Про Аманте говорили, что он француз, только год как появившийся в России. Это было откровенное вранье. Заказчикам, что попроще, он замечательно дурил голову, коверкая русские слова и вставляя иностранные, может быть, и похожие на французские. С Лестоком портной не осмеливался вести подобную игру и говорил на чистейшем русском языке, из которого не мог, да и не старался убрать московский акцент.
В кабинет заглянул долговязый, носатый, постный Шавюзо, по родственным отношениям — племянник, по деловым — секретарь Лестока.

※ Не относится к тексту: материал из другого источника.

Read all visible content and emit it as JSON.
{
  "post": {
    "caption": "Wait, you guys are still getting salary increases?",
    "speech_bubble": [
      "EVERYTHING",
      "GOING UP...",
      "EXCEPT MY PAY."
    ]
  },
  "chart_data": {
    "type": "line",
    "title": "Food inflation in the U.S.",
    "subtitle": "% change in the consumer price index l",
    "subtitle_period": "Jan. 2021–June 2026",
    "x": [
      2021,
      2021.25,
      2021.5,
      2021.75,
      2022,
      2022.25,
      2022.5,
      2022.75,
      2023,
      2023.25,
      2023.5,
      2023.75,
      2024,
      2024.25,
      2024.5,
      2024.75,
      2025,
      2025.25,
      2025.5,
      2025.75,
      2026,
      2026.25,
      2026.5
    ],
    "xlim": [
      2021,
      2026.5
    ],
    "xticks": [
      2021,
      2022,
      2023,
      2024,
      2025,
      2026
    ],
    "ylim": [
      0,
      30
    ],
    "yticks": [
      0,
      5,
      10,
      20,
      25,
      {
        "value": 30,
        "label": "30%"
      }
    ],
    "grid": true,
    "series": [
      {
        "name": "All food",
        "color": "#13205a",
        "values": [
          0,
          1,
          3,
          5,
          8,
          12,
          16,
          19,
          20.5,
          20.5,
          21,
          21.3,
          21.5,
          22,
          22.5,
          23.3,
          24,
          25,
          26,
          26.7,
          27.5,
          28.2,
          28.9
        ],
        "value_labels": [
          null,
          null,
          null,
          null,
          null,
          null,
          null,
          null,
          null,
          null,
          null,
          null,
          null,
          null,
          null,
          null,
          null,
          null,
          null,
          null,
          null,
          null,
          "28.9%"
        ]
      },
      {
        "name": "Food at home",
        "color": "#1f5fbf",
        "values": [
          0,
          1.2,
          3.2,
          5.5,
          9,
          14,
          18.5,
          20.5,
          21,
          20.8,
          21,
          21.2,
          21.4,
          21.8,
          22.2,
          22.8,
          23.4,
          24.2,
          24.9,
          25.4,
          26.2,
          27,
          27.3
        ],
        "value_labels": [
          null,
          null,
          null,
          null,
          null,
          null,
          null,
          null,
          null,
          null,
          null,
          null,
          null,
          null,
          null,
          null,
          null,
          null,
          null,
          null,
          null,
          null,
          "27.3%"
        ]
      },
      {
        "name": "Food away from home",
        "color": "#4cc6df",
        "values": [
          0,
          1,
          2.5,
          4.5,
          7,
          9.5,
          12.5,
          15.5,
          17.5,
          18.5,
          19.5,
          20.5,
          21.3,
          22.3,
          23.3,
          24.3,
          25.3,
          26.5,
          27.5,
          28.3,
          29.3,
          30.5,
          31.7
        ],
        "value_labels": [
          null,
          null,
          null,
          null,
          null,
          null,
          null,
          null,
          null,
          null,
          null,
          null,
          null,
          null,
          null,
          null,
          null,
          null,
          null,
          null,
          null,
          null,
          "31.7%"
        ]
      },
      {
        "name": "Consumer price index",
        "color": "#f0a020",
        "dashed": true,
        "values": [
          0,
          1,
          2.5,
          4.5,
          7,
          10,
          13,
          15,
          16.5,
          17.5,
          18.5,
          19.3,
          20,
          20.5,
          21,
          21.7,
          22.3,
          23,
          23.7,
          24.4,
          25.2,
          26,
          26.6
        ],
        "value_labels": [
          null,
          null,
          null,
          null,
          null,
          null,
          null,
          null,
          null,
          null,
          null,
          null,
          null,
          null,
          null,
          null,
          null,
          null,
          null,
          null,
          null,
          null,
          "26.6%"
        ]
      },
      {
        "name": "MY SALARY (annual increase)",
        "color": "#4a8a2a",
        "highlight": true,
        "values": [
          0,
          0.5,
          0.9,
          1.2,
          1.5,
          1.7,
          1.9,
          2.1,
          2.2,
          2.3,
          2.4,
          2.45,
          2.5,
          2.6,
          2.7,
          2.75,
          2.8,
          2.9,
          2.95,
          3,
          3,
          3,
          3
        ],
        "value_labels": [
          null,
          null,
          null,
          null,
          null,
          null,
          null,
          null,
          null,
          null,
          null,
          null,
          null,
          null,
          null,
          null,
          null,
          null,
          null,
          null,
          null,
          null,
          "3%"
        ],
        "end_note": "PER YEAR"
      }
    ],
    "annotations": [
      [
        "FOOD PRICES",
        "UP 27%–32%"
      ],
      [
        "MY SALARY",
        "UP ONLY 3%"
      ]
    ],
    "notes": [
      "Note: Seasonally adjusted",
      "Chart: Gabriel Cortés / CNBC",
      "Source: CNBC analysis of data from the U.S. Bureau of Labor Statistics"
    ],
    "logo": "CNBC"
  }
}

— Звали, ваше сиятельство?
— Когда придет господин Сакромозо, проводи его в китайскую гостиную и сразу предупреди меня.
Шавюзо понимающе кивнул. Лесток ждал мальтийского рыцаря с самого утра для важного разговора. Сакромозо появился в северной столице месяца полтора назад как частное лицо, но тем не менее был принят при дворе и обласкан государыней. Впрочем, о нем быстро забыли, а рыцарь не набивался к государыне за карточный стол, предпочитая быть незаметным.
— Теперь не давит? — услужливо спросил портной.
— А что пола торчит? Вытачки перепутал?
— Последняя французская модель, — легким вздохом отозвался Аманте, мол, разделяю ваше негодование, но так вся Европа носит.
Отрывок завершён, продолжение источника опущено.